Filaret-2008-08-19 Even casual observers know that Orthodox Churches traditionally have close ties with the state. So many in the West don’t know what to make of the fact that, in the current conflict in Ukraine, the Ukrainian Orthodox Church appears to be siding with the protesters. The  New York Times , for example, reports that protesters running from riot police in Kiev take refuge in a historic Orthodox monastery, and that the Church’s patriarch, Filaret (above), strongly opposes the government. Filaret has stated that Ukraine should look West and join the European Union, and that President Victor Yanukovich, who recently announced that Ukraine would not agree to a long-anticipated trade deal with the EU, should resign.

To understand what’s going on, one has to know a little about the divisions within Orthodoxy in Ukraine.
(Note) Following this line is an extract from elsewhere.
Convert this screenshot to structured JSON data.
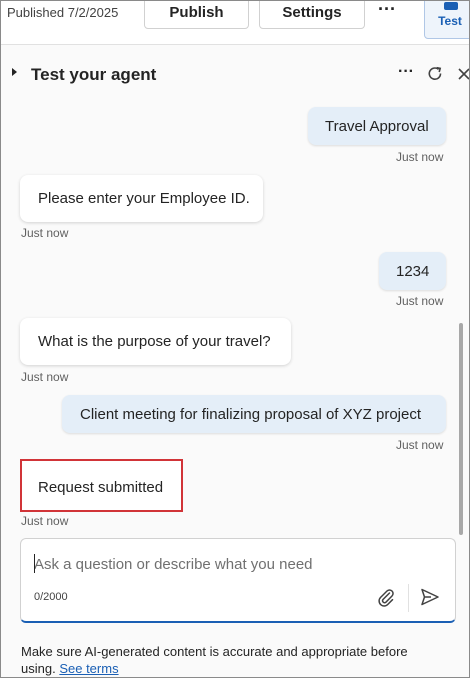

Patriarch Filaret is the leader of the Ukrainian Orthodox Church-Kyivan Patriarchate. The Kyivan Patriarchate is in schism from the main body of Orthodoxy in Ukraine, the Ukrainian Orthodox Church-Moscow Patriarchate, which, as its name suggests, is under the jurisdiction of the Russian Orthodox Church in Moscow. The Moscow Patriarchate does not recognize the canonical status of the Kyivan Patriarchate; indeed, no Orthodox Church  in the world does. (To make things even more confusing, the Ukrainian Orthodox Church of the USA is under the jurisdiction of neither the Kyivan or Moscow Patriarchates, but the Ecumenical Patriarchate of Constantinople).

It’s not at all surprising, therefore, that Patriarch Filaret would support closer ties with Europe and a weakening of Russian influence in Ukraine. He and his flock are likely to have more status and independence in a Ukraine that looks toward the West. This is just another example of how religious and political interests often converge. As  Daniel Larison  writes, it will be interesting to see if there is now a pro-Russian pushback from those Ukrainians loyal to the Moscow Patriarchate.